Il y a quelques semaines à peine, l’Église presbytérienne des Etats-Unis a voté pour retirer ses investissements de Hewlett-Packard, Motorola Solutions et Caterpillar – en se fondant sur leur passé de complicité dans l’oppression et le déni des droits humains des Palestiniens.

Réunie à Liverpool la semaine dernière, Unite, la plus grande centrale syndicale du Royaume-Uni (1,4 million de membres dans tous les secteurs d’activités), a décidé d’adhérer à la Campagne BDS. Le congrès a condamné « la persécution » et « le nettoyage ethnique » exercés par Israël à l’encontre du peuple palestinien, « la torture des enfants » et « les lois racistes » dirigées contre les Palestiniens citoyens d’Israël.

La directive de la CIJ aux États membres de l’ONU d’amener Israël à se conformer à la Convention de Genève, ainsi que la pression croissante de la société civile globale en ce sens, ont fini par pousser des gouvernements à accroître eux aussi la pression.


Les USA et l’UE s’impatientent – Et le Canada ?

Comme il continue de construire de nouvelles colonies de peuplement juif en Cisjordanie occupée, même les USA et l’UE critiquent Israël de plus en plus ouvertement. L’UE tente de renverser la vapeur en intensifiant la pression : l’Espagne et l’Italie viennent de se joindre à la France, l’Allemagne et la Grande-Bretagne pour conseiller à leurs citoyens de ne pas investir dans les colonies israéliennes.

S’alignant sur l’ONU, l’UE considère comme illégales les colonies israéliennes établies sur les Territoires occupés. L’Espagne a déclaré que les colonies « constituent un obstacle à la paix » et entravent les efforts pour résoudre le conflit Israélo-palestinien via une solution de deux États.
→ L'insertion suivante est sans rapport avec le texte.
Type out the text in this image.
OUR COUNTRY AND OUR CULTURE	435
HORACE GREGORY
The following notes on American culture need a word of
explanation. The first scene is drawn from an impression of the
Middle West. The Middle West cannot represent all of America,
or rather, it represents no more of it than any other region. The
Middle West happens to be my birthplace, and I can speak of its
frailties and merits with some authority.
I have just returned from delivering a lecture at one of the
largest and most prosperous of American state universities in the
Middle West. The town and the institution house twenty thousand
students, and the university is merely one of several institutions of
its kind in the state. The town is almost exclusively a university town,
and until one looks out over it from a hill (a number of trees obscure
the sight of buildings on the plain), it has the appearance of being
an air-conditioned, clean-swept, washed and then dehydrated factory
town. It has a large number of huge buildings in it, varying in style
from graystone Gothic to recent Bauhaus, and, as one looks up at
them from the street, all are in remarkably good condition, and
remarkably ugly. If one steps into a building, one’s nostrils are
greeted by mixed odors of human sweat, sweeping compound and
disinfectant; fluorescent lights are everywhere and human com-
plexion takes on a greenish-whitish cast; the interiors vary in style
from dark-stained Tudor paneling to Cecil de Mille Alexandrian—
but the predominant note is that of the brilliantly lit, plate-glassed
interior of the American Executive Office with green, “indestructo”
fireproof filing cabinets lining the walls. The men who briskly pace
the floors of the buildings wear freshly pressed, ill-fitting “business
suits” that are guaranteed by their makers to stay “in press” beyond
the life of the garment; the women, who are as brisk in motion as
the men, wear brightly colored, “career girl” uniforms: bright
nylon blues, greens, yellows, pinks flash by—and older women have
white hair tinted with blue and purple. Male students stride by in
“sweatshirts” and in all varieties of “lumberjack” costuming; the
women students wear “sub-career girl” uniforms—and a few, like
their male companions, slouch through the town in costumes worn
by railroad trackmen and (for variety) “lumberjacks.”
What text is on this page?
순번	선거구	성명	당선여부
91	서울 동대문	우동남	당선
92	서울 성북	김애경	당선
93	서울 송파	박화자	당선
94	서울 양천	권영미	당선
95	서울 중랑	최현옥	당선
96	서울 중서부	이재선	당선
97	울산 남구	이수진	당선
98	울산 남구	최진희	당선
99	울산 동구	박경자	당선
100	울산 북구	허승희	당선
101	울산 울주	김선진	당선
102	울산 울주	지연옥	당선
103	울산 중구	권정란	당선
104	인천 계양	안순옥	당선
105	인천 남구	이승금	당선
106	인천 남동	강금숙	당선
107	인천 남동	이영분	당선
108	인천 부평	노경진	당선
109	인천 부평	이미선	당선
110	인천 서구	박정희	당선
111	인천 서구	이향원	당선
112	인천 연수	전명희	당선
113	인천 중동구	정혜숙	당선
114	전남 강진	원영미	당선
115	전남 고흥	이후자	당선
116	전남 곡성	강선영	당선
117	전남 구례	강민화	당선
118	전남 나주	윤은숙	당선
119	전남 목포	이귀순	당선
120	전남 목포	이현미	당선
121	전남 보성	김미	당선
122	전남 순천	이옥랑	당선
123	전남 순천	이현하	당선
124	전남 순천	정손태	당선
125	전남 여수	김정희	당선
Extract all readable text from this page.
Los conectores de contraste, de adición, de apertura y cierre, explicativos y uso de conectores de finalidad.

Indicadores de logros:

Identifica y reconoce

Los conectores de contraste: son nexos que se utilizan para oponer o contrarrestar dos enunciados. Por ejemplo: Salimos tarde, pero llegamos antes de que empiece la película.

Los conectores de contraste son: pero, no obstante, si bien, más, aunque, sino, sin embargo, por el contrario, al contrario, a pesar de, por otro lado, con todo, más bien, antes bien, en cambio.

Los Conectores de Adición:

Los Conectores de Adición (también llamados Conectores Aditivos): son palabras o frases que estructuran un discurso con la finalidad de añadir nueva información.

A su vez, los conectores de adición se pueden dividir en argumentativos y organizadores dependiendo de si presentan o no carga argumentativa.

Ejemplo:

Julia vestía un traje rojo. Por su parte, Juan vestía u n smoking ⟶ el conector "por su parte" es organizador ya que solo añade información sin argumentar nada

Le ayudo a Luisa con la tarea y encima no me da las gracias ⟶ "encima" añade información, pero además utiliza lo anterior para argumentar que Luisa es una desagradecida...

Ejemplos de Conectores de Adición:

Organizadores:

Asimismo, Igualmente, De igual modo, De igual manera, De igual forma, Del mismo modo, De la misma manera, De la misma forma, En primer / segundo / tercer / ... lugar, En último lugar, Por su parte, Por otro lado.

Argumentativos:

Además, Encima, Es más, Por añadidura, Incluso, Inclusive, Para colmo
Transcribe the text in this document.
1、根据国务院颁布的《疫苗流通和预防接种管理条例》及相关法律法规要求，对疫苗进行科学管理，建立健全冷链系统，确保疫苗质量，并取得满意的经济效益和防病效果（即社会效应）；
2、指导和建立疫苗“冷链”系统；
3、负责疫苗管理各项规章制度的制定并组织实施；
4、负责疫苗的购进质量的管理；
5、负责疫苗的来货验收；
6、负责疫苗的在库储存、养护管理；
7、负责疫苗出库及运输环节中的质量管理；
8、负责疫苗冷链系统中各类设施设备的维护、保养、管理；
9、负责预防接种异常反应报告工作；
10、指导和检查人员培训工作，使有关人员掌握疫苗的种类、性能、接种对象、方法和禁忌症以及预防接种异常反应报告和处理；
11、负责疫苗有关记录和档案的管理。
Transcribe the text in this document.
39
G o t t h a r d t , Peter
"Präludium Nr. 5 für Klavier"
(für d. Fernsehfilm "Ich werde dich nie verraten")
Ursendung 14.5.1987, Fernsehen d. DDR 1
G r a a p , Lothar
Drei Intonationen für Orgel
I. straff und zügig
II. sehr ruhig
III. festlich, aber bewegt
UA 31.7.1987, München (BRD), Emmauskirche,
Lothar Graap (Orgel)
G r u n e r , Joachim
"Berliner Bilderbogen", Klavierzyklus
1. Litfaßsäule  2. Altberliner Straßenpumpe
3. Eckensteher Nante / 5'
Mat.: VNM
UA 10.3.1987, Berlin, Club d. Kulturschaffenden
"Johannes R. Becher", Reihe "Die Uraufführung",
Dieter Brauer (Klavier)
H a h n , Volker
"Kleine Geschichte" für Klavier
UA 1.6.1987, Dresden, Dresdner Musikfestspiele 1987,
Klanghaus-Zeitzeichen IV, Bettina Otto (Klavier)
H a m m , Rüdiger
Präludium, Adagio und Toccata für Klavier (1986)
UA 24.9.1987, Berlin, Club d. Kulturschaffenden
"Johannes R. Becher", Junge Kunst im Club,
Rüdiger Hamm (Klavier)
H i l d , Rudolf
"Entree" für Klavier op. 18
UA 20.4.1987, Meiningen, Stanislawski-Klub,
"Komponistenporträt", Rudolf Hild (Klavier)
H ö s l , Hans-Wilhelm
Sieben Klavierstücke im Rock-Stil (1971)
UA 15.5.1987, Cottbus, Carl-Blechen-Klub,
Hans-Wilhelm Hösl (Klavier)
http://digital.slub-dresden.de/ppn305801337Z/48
Le Canada et le Québec ont été à l’avant-garde du mouvement de boycott, désinvestissement et sanctions contre l’Apartheid sud-africain. Il est aujourd’hui temps pour le gouvernement du Canada de se joindre à la Campagne BDS et à mettre tous les moyens et toute son influence au service de l’appel vieux de 10 ans de la CIJ pour que soit démantelé le Mur israélien et que soient restaurés les droits humains des Palestiniens. Le Canada se doit enfin d’œuvrer de plain-pied à la recherche d’un règlement diplomatique à ce conflit israélo-palestinien qui ne cesse de pourrir depuis 66 ans.